Swarm

Emergent flocking from local rewards

An interactive demonstration

Move your mouse over the simulation to guide the swarm. Each agent sees only its nearest neighbors, yet the group moves as one—splitting, merging, and flowing like a living fluid.

We trained a PPO agent where each particle uses the same policy network, receiving only local information: its velocity, direction to an attractor, and the relative positions and velocities of its 7 nearest neighbors. The reward encourages following the attractor while maintaining cohesion and separation—the neural network discovers how to balance them.

The Three Rules

Flocking behavior emerges from three simple local rules, first described by Craig Reynolds in 1986:

Cohesion — Steer toward the average position of neighbors
Separation — Avoid crowding neighbors
Alignment — Match the heading of neighbors

Rather than hardcoding these rules, we provide them as reward signals and let the neural network learn the appropriate response to any local configuration:

reward = attractor_following + cohesion_bonus + alignment_bonus − separation_penalty

Local Observations

Each agent observes a 32-dimensional vector containing only local information:

[velocity, attractor_dir, neighbor₁_pos, neighbor₁_vel, ..., neighbor₇_pos, neighbor₇_vel]

No agent knows the global state. No agent is given explicit rules. Yet from these simple rewards, the shared policy discovers how to create fluid collective motion.

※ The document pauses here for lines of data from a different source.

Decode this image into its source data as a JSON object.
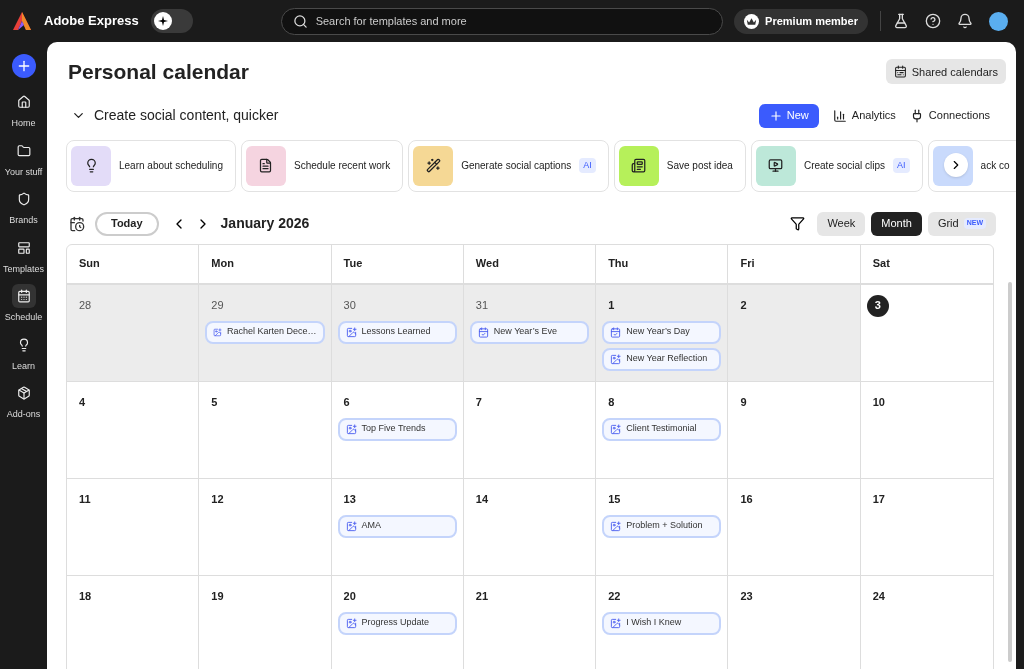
{
  "app": {
    "name": "Adobe Express"
  },
  "mode_toggle": {
    "on": false
  },
  "search": {
    "placeholder": "Search for templates and more"
  },
  "premium": {
    "label": "Premium member"
  },
  "sidebar": {
    "items": [
      {
        "label": "Home",
        "selected": false
      },
      {
        "label": "Your stuff",
        "selected": false
      },
      {
        "label": "Brands",
        "selected": false
      },
      {
        "label": "Templates",
        "selected": false
      },
      {
        "label": "Schedule",
        "selected": true
      },
      {
        "label": "Learn",
        "selected": false
      },
      {
        "label": "Add-ons",
        "selected": false
      }
    ]
  },
  "page": {
    "title": "Personal calendar",
    "shared_button": "Shared calendars"
  },
  "quick": {
    "title": "Create social content, quicker",
    "expanded": true,
    "actions": [
      {
        "label": "New",
        "kind": "primary"
      },
      {
        "label": "Analytics",
        "kind": "analytics"
      },
      {
        "label": "Connections",
        "kind": "connections"
      }
    ],
    "cards": [
      {
        "label": "Learn about scheduling",
        "color": "#e3dcf8"
      },
      {
        "label": "Schedule recent work",
        "color": "#f5d4e0"
      },
      {
        "label": "Generate social captions",
        "color": "#f5d895",
        "badge": "AI"
      },
      {
        "label": "Save post idea",
        "color": "#b6f05a"
      },
      {
        "label": "Create social clips",
        "color": "#bde8d9",
        "badge": "AI"
      },
      {
        "label": "ack co",
        "color": "#c9dafc"
      }
    ]
  },
  "toolbar": {
    "today": "Today",
    "month_label": "January 2026",
    "views": [
      {
        "label": "Week",
        "selected": false
      },
      {
        "label": "Month",
        "selected": true
      },
      {
        "label": "Grid",
        "selected": false,
        "badge": "NEW"
      }
    ]
  },
  "calendar": {
    "weekdays": [
      "Sun",
      "Mon",
      "Tue",
      "Wed",
      "Thu",
      "Fri",
      "Sat"
    ],
    "weeks": [
      [
        {
          "day": "28",
          "in_month": false,
          "past": true,
          "today": false
        },
        {
          "day": "29",
          "in_month": false,
          "past": true,
          "today": false,
          "events": [
            {
              "kind": "post",
              "title": "Rachel Karten Dece…"
            }
          ]
        },
        {
          "day": "30",
          "in_month": false,
          "past": true,
          "today": false,
          "events": [
            {
              "kind": "post",
              "title": "Lessons Learned"
            }
          ]
        },
        {
          "day": "31",
          "in_month": false,
          "past": true,
          "today": false,
          "events": [
            {
              "kind": "holiday",
              "title": "New Year’s Eve"
            }
          ]
        },
        {
          "day": "1",
          "in_month": true,
          "past": true,
          "today": false,
          "events": [
            {
              "kind": "holiday",
              "title": "New Year’s Day"
            },
            {
              "kind": "post",
              "title": "New Year Reflection"
            }
          ]
        },
        {
          "day": "2",
          "in_month": true,
          "past": true,
          "today": false
        },
        {
          "day": "3",
          "in_month": true,
          "past": false,
          "today": true
        }
      ],
      [
        {
          "day": "4",
          "in_month": true,
          "past": false,
          "today": false
        },
        {
          "day": "5",
          "in_month": true,
          "past": false,
          "today": false
        },
        {
          "day": "6",
          "in_month": true,
          "past": false,
          "today": false,
          "events": [
            {
              "kind": "post",
              "title": "Top Five Trends"
            }
          ]
        },
        {
          "day": "7",
          "in_month": true,
          "past": false,
          "today": false
        },
        {
          "day": "8",
          "in_month": true,
          "past": false,
          "today": false,
          "events": [
            {
              "kind": "post",
              "title": "Client Testimonial"
            }
          ]
        },
        {
          "day": "9",
          "in_month": true,
          "past": false,
          "today": false
        },
        {
          "day": "10",
          "in_month": true,
          "past": false,
          "today": false
        }
      ],
      [
        {
          "day": "11",
          "in_month": true,
          "past": false,
          "today": false
        },
        {
          "day": "12",
          "in_month": true,
          "past": false,
          "today": false
        },
        {
          "day": "13",
          "in_month": true,
          "past": false,
          "today": false,
          "events": [
            {
              "kind": "post",
              "title": "AMA"
            }
          ]
        },
        {
          "day": "14",
          "in_month": true,
          "past": false,
          "today": false
        },
        {
          "day": "15",
          "in_month": true,
          "past": false,
          "today": false,
          "events": [
            {
              "kind": "post",
              "title": "Problem + Solution"
            }
          ]
        },
        {
          "day": "16",
          "in_month": true,
          "past": false,
          "today": false
        },
        {
          "day": "17",
          "in_month": true,
          "past": false,
          "today": false
        }
      ],
      [
        {
          "day": "18",
          "in_month": true,
          "past": false,
          "today": false
        },
        {
          "day": "19",
          "in_month": true,
          "past": false,
          "today": false
        },
        {
          "day": "20",
          "in_month": true,
          "past": false,
          "today": false,
          "events": [
            {
              "kind": "post",
              "title": "Progress Update"
            }
          ]
        },
        {
          "day": "21",
          "in_month": true,
          "past": false,
          "today": false
        },
        {
          "day": "22",
          "in_month": true,
          "past": false,
          "today": false,
          "events": [
            {
              "kind": "post",
              "title": "I Wish I Knew"
            }
          ]
        },
        {
          "day": "23",
          "in_month": true,
          "past": false,
          "today": false
        },
        {
          "day": "24",
          "in_month": true,
          "past": false,
          "today": false
        }
      ]
    ]
  }
}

            Key insight: The policy learns a continuous mapping from local observations to actions.
            Unlike rule-based boids, it can adapt its behavior to different configurations—turning sharply
            when crowded, cruising smoothly when aligned.
        

Emergent Properties

Watch the simulation and you'll notice emergent properties:

Fluid motion — The swarm moves smoothly, with direction changes propagating like waves
Shape-shifting — The swarm constantly changes shape while maintaining cohesion
No leader — Any agent can influence the group's direction
Robustness — Even scattered agents form a cohesive swarm

This demonstration uses a shared PPO policy with discrete actions (8 directions + stay). Training was done with PyTorch; inference runs in-browser with TensorFlow.js.